Although unmanned aerial systems (UAS) have proven increasingly useful in a variety of applications, their widespread usage within the National Airspace System is limited because of regulatory restrictions on their access to shared airspace.
A key prerequisite for routine airspace access is compliance with the Federal Aviation Administration's (FAA) requirement for aircraft to see and avoid other air traffic. For a UAS, one means of compliance is the ability to sense and avoid via onboard or ground-based sensors and algorithms. Such a sense-and-avoid system must be able to detect aircraft posing a risk to the UAS, assess that risk, and when required, maneuver the UAS to maintain the required separation between air vehicles.
Meeting the FAA's sense-and-avoid requirement in all-weather and day or night conditions naturally points to a radar solution. Also, an onboard radar sensor is the only solution for delivering a wide-area sense-and-avoid capability, which is unachievable by ground-based systems that simply provide coordination among piloted and unmanned aircraft within limited geographic regions and air spaces.
The Airborne Sense-and-Avoid (ABSAA) Radar Panel, a phased array antenna, has the potential to facilitate the introduction of UAS into the national airspace. This lightweight sensor enables an onboard sense-and-avoid system that performs quick and repeatable scanning of the search region, meets the surveillance timeline demanded of a sense-and-avoid system, and is reliable. The ABSAA panel satisfies the constrained size, weight, and power requirements for small platforms such as UAS. Additionally, the panel supports both aircraft-detecting and weather-sensing modes in a single, multifunction aperture.
The ABSAA stepped-notch antenna panel was designed for use on mid- to large-sized unmanned aircraft that would nominally carry three separate ABSAA arrays to cover a total of 220° in azimuth and 30° in elevation, with scanning rates sufficiently high to enable the sense-and-avoid system to revisit targets of interest and maneuver the UAS safely away from other airborne traffic.
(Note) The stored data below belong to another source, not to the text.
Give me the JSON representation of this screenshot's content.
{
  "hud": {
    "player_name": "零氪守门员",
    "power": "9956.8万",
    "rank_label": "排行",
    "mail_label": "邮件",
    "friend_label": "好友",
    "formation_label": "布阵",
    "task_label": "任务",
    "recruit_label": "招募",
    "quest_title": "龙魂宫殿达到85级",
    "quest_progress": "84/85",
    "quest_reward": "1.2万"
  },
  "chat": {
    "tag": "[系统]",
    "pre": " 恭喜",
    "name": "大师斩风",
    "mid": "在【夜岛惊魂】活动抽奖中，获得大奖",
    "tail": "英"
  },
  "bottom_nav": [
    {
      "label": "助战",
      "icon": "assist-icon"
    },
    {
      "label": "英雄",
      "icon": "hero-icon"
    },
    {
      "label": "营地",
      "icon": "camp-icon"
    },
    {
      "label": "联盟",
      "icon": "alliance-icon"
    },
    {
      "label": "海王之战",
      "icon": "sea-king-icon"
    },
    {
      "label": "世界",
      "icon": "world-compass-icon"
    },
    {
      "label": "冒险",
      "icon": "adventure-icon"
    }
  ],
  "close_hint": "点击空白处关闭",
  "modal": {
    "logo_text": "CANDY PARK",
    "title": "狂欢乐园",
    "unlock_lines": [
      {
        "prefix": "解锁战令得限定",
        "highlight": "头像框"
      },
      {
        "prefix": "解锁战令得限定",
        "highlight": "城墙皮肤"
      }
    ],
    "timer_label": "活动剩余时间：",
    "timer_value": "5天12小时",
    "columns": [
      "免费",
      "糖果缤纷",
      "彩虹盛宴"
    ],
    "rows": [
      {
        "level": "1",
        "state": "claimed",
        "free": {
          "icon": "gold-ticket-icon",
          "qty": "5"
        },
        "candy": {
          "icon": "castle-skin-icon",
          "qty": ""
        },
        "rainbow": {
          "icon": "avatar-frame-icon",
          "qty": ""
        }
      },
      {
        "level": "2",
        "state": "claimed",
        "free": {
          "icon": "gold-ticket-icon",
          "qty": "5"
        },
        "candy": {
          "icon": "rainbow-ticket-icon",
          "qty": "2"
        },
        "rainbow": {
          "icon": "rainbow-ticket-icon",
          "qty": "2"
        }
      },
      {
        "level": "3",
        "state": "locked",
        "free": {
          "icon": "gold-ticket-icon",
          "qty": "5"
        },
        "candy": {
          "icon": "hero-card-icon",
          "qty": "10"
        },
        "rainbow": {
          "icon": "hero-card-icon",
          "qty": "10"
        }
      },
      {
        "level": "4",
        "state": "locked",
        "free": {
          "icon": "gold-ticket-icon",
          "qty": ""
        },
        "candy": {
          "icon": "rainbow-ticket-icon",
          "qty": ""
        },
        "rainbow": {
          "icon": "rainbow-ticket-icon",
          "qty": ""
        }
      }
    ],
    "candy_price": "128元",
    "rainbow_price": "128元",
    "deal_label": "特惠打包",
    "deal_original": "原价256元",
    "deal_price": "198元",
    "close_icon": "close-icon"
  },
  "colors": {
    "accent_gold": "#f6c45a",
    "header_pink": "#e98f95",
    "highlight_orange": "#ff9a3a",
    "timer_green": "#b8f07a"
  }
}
The ABSAA panel is also suited for many radar systems integrated on small platforms. Because the antenna can be manufactured at an order-of-magnitude reduction in cost compared to the cost of fabricating a curved antenna, the radar panel could substantially change the design of phased array panels used in many types of systems.
The ABSAA panel radiates and collects radar pulses, and processes the range and velocity of targets over a wide angular region in front of and around its host platform; for example, a UAS. Collision avoidance logic uses the radar information and knowledge of the UAS to decide if separation maneuvers are required. The ABSAA antenna is able to electronically scan a high-power narrow antenna beam over a wide field of view, allowing for fast revisit rates of targets of interest to the UAS. The panel, operating at Ku-band (13-17 GHz), enables a narrow antenna beamwidth while maintaining a small physical size.